Ori Gersht

About the artist

Ori Gersht
Ori Gersht

'The series calls into question our familiarity with our own natural habitat, pointing out the gulf between the sky that we believe we know, and that of the photographs: a gap between the mechanical, attentive and un-assumptive vision of the camera, and the presumptive and subjective vision of the human eye.’

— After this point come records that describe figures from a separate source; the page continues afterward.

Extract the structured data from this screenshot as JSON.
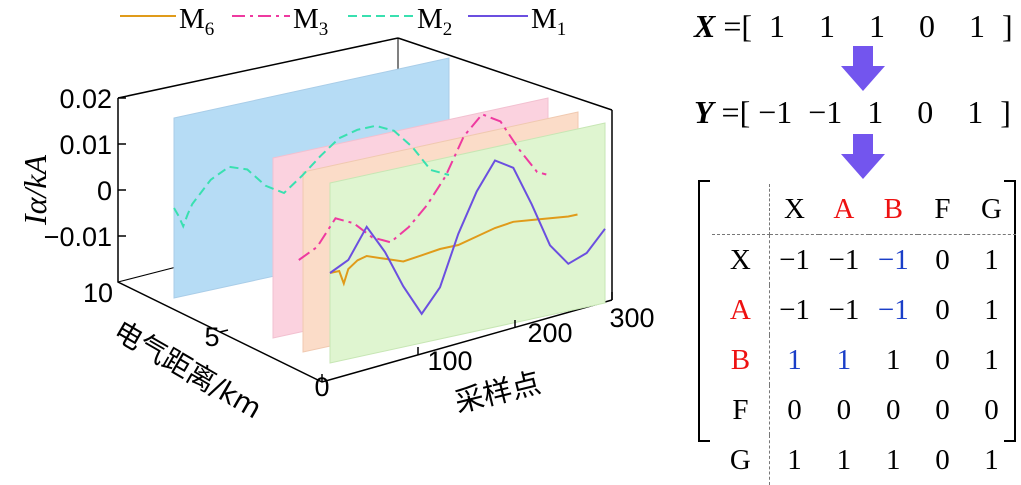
{
  "chart_data": {
    "type": "line",
    "projection": "3d",
    "ylabel": "Iα/kA",
    "xlabel": "采样点",
    "zlabel": "电气距离/km",
    "xlim": [
      0,
      300
    ],
    "ylim": [
      -0.02,
      0.02
    ],
    "zlim": [
      0,
      10
    ],
    "x_ticks": [
      "0",
      "100",
      "200",
      "300"
    ],
    "y_ticks": [
      "−0.01",
      "0",
      "0.01",
      "0.02"
    ],
    "z_ticks": [
      "5",
      "10"
    ],
    "legend_position": "top",
    "series": [
      {
        "name": "M6",
        "color": "#e09b1a",
        "dash": "solid",
        "plane_distance_km": 0,
        "x": [
          0,
          10,
          15,
          20,
          30,
          40,
          60,
          80,
          100,
          120,
          140,
          160,
          180,
          200,
          220,
          240,
          260,
          270
        ],
        "y": [
          0.0,
          0.0,
          -0.003,
          0.0,
          0.0015,
          0.002,
          0.0005,
          -0.001,
          -0.0005,
          0.0,
          0.0,
          0.001,
          0.002,
          0.0025,
          0.002,
          0.0015,
          0.001,
          0.001
        ]
      },
      {
        "name": "M3",
        "color": "#ee3aa0",
        "dash": "dashdot",
        "plane_distance_km": 2,
        "x": [
          0,
          20,
          40,
          60,
          80,
          100,
          120,
          140,
          160,
          180,
          200,
          220,
          240,
          260,
          270
        ],
        "y": [
          0.0,
          0.002,
          0.0075,
          0.0055,
          0.0015,
          -0.0005,
          0.002,
          0.006,
          0.0115,
          0.0195,
          0.0235,
          0.021,
          0.014,
          0.008,
          0.007
        ]
      },
      {
        "name": "M2",
        "color": "#39e0b0",
        "dash": "dashed",
        "plane_distance_km": 10,
        "x": [
          0,
          5,
          10,
          15,
          20,
          40,
          60,
          80,
          100,
          120,
          140,
          160,
          180,
          200,
          220,
          240,
          260,
          280,
          300
        ],
        "y": [
          0.0,
          -0.002,
          -0.0045,
          -0.002,
          0.0,
          0.0045,
          0.0065,
          0.005,
          0.0005,
          -0.002,
          0.001,
          0.0045,
          0.0075,
          0.0085,
          0.0085,
          0.0065,
          0.002,
          -0.004,
          -0.006
        ]
      },
      {
        "name": "M1",
        "color": "#6b4fe0",
        "dash": "solid",
        "plane_distance_km": 0,
        "x": [
          0,
          20,
          40,
          60,
          80,
          100,
          120,
          140,
          160,
          180,
          200,
          220,
          240,
          260,
          280,
          300
        ],
        "y": [
          0.0,
          0.002,
          0.0085,
          0.002,
          -0.0065,
          -0.0135,
          -0.0085,
          0.0025,
          0.011,
          0.017,
          0.0145,
          0.0055,
          -0.0045,
          -0.0095,
          -0.008,
          -0.0035
        ]
      }
    ]
  },
  "legend": {
    "labels": [
      "M",
      "M",
      "M",
      "M"
    ],
    "subscripts": [
      "6",
      "3",
      "2",
      "1"
    ]
  },
  "vector_x": {
    "name": "X",
    "eq": "=[",
    "values": [
      "1",
      "1",
      "1",
      "0",
      "1"
    ],
    "close": "]"
  },
  "vector_y": {
    "name": "Y",
    "eq": "=[",
    "values": [
      "−1",
      "−1",
      "1",
      "0",
      "1"
    ],
    "close": "]"
  },
  "arrow_color": "#7355ee",
  "matrix": {
    "col_headers": [
      "X",
      "A",
      "B",
      "F",
      "G"
    ],
    "row_headers": [
      "X",
      "A",
      "B",
      "F",
      "G"
    ],
    "rows": [
      [
        "−1",
        "−1",
        "−1",
        "0",
        "1"
      ],
      [
        "−1",
        "−1",
        "−1",
        "0",
        "1"
      ],
      [
        "1",
        "1",
        "1",
        "0",
        "1"
      ],
      [
        "0",
        "0",
        "0",
        "0",
        "0"
      ],
      [
        "1",
        "1",
        "1",
        "0",
        "1"
      ]
    ],
    "red_labels": [
      "A",
      "B"
    ],
    "highlight_cells": [
      [
        0,
        2
      ],
      [
        1,
        2
      ],
      [
        2,
        0
      ],
      [
        2,
        1
      ]
    ],
    "highlight_color": "#1a3ec8",
    "label_color": "#ee1111"
  }
}
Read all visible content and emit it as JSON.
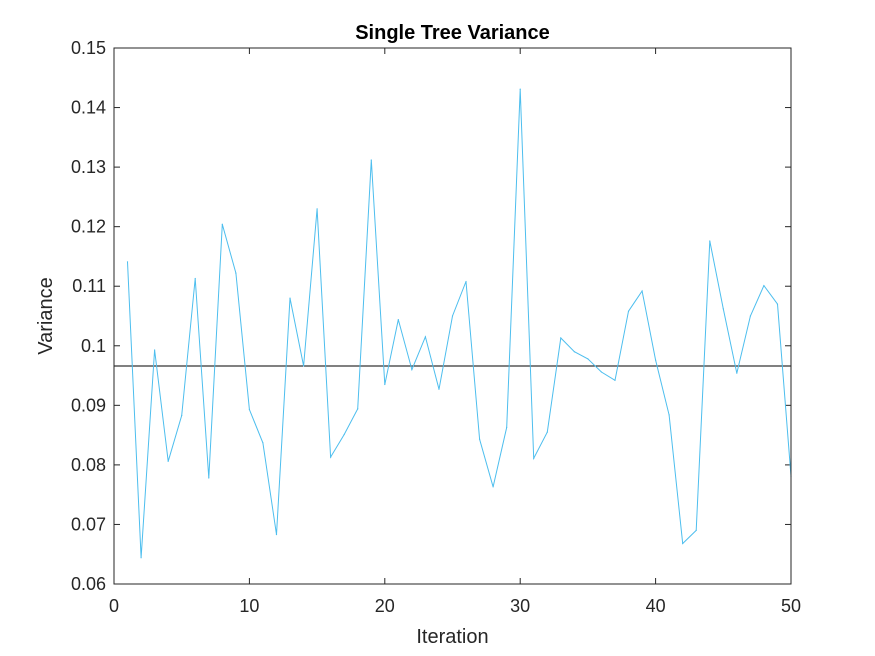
{
  "chart_data": {
    "type": "line",
    "title": "Single Tree Variance",
    "xlabel": "Iteration",
    "ylabel": "Variance",
    "xlim": [
      0,
      50
    ],
    "ylim": [
      0.06,
      0.15
    ],
    "xticks": [
      "0",
      "10",
      "20",
      "30",
      "40",
      "50"
    ],
    "yticks": [
      "0.06",
      "0.07",
      "0.08",
      "0.09",
      "0.1",
      "0.11",
      "0.12",
      "0.13",
      "0.14",
      "0.15"
    ],
    "grid": false,
    "colors": {
      "series": "#4DBEEE",
      "mean_line": "#000000",
      "axes": "#262626"
    },
    "series": [
      {
        "x": [
          1,
          2,
          3,
          4,
          5,
          6,
          7,
          8,
          9,
          10,
          11,
          12,
          13,
          14,
          15,
          16,
          17,
          18,
          19,
          20,
          21,
          22,
          23,
          24,
          25,
          26,
          27,
          28,
          29,
          30,
          31,
          32,
          33,
          34,
          35,
          36,
          37,
          38,
          39,
          40,
          41,
          42,
          43,
          44,
          45,
          46,
          47,
          48,
          49,
          50
        ],
        "values": [
          0.1141,
          0.0644,
          0.0993,
          0.0806,
          0.0883,
          0.1113,
          0.0778,
          0.1204,
          0.1122,
          0.0893,
          0.0837,
          0.0683,
          0.108,
          0.0966,
          0.123,
          0.0813,
          0.0851,
          0.0894,
          0.1312,
          0.0935,
          0.1044,
          0.096,
          0.1015,
          0.0927,
          0.105,
          0.1108,
          0.0843,
          0.0763,
          0.0863,
          0.1431,
          0.0811,
          0.0855,
          0.1013,
          0.099,
          0.0978,
          0.0956,
          0.0942,
          0.1058,
          0.1092,
          0.0976,
          0.0884,
          0.0668,
          0.069,
          0.1176,
          0.1062,
          0.0954,
          0.105,
          0.1101,
          0.107,
          0.0781
        ]
      }
    ],
    "reference_line": {
      "y": 0.0966
    }
  }
}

Ori Gersht’s work is concerned with the relationships between history, memory and landscape. He often adopts a poetic, metaphorical approach to explore the difficulties of visually representing conflict and violent events or histories. Gersht approaches this challenge not simply through his choice of imagery, but by pushing the technical limitations of photography, questioning its claim to truth. Frequently referencing art history, Gersht's imagery is uncannily beautiful; the viewer is visually seduced before being confronted with darker and more complex themes, presenting a compulsive tension between beauty, violence and other troubling aspects within human society . This has included an exploration of his own family’s experiences during the Holocaust, a series of post-conflict landscapes in Bosnia and a celebrated trilogy of slow-motion films in which traditional still lives explode on screen.

Gersht’s Rear Windowseries was developed over a period of two years; taking photographs from the same window in his flat. Shot without filters or other manipulation, they record dramatic skies above London and explore the optical effects that the heavily polluted atmosphere of the city has on the sky above, using the sky as a canvas for his experiments with the physical properties of photography.